Prostate Cancer Multifocality and Heterogeneity: Implications for Gleason Grading, Tumor Volume Measurement and Tissue Sampling for Research
Cheng Cheng Huang, Max Kong, Qinghu Ren, Fang-Ming Deng, Jonathan Melamed, Ming Zhou. New York University Langone Medical Center, New York, NY
Background: Prostate cancer (PCa) is well-known for its multifocality and heterogeneity in pathological characteristics. 2004 ISUP consensus recommended use “dominant tumor nodule” for grading. Tissue utilization for research also sample “dominant tumor nodule”. However, the definition of “dominant tumor nodule” is ambiguous in terms of which pathological parameter (Gleason score [GS], tumor size and extraprostatic extension [EPE]) should be used.

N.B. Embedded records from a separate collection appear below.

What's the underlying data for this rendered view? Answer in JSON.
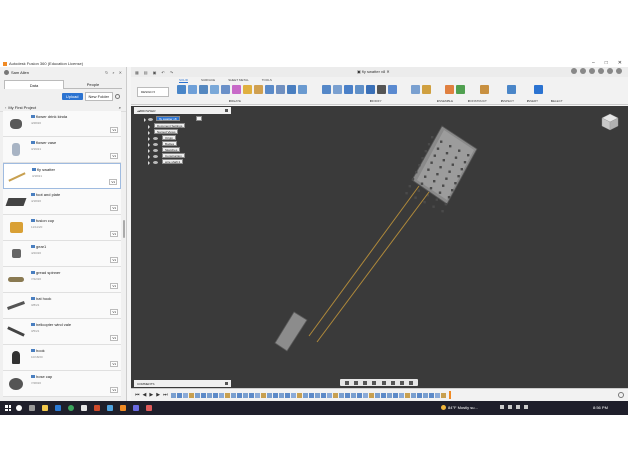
{
  "app": {
    "title": "Autodesk Fusion 360 (Education License)"
  },
  "user": {
    "name": "Sam Allen"
  },
  "data_panel": {
    "tabs": [
      "Data",
      "People"
    ],
    "upload_label": "Upload",
    "new_folder_label": "New Folder",
    "project": "My First Project",
    "items": [
      {
        "name": "flower drink kinda",
        "date": "4/28/20",
        "version": "V1"
      },
      {
        "name": "flower vase",
        "date": "3/19/21",
        "version": "V1"
      },
      {
        "name": "fly swatter",
        "date": "3/18/21",
        "version": "V1"
      },
      {
        "name": "foot and plate",
        "date": "4/18/20",
        "version": "V1"
      },
      {
        "name": "fusion cup",
        "date": "11/11/20",
        "version": "V1"
      },
      {
        "name": "gear1",
        "date": "4/20/20",
        "version": "V1"
      },
      {
        "name": "gread spinner",
        "date": "7/22/20",
        "version": "V1"
      },
      {
        "name": "hat hook",
        "date": "3/8/21",
        "version": "V1"
      },
      {
        "name": "helicopter wind vale",
        "date": "3/5/21",
        "version": "V1"
      },
      {
        "name": "hook",
        "date": "10/18/20",
        "version": "V1"
      },
      {
        "name": "hose cap",
        "date": "7/28/20",
        "version": "V1"
      }
    ]
  },
  "toolbar": {
    "document_name": "fly swatter v8",
    "workspace": "DESIGN",
    "ribbon_tabs": [
      "SOLID",
      "SURFACE",
      "SHEET METAL",
      "TOOLS"
    ],
    "groups": [
      "CREATE",
      "MODIFY",
      "ASSEMBLE",
      "CONSTRUCT",
      "INSPECT",
      "INSERT",
      "SELECT"
    ]
  },
  "browser": {
    "title": "BROWSER",
    "root": "fly swatter v8",
    "nodes": [
      "Document Settings",
      "Named Views",
      "Origin",
      "Bodies",
      "Sketches",
      "Construction",
      "wire shaft:1"
    ]
  },
  "comments": {
    "title": "COMMENTS"
  },
  "taskbar": {
    "weather": "84°F  Mostly su...",
    "time": "8:56 PM"
  }
}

Design: For 104 consecutive radical prostatectomies, all tumor nodules were traced on H&E slides and transferred to a prostate map along with the detailed pathological parameters for all the tumor nodules, including GS, tumor size and EPE status.

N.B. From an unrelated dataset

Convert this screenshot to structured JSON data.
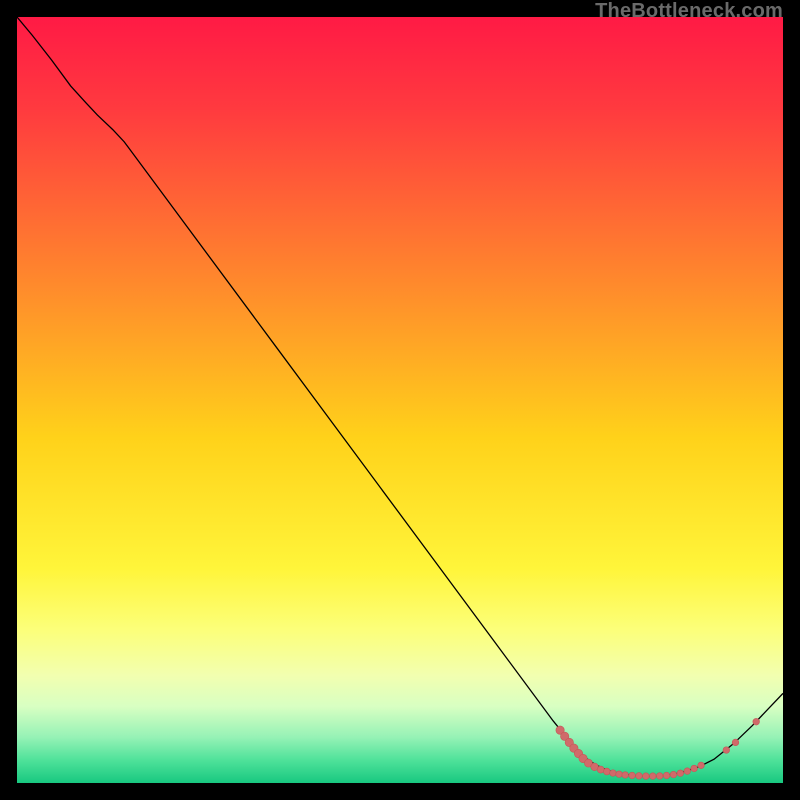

Results: 11 (10.6%) had unifocal tumor. 93 (89.4%) had multifocal tumors with a mean number of tumor nodule 3.2 (range 2-8). EPE was present in 35 (37.6%) cases with multifocal tumors. EPE was present in tumor nodules with highest GS and largest size in 29/35 (82.9%) cases. In remaining 6 (17.1%) cases, EPE was present in a tumor nodule with a lower GS or smaller size. EPE correlated better with highest GS than largest tumor size, present in 34/35 (97.1%) nodules with highest GS and 29/35 (82.9%) nodules with largest size (p=0.047). In 58 cases with organ-confined (negative EPE) multifocal tumors, highest GS and largest size were seen in the same tumor nodules in 55 (94.8%) cases. In this series, a tumor nodules with EPE, highest GS and largest size (in cases with EPE) or highest GS and largest size (in cases without EPE) were identified in 84 (90.3%) cases, while 9 (9.7%) did not have EPE, highest GS and largest size all in the same tumor nodules.
Conclusions: Majority (89.4%) of PCas are multifocal. In these cases, a dominant tumor nodule with EPE, highest GS and largest size are identified in 90.3% cases. GS correlates better than tumor size with EPE. We suggest use EPE status first, GS second and tumor size third in assigning so-called dominant tumor nodules.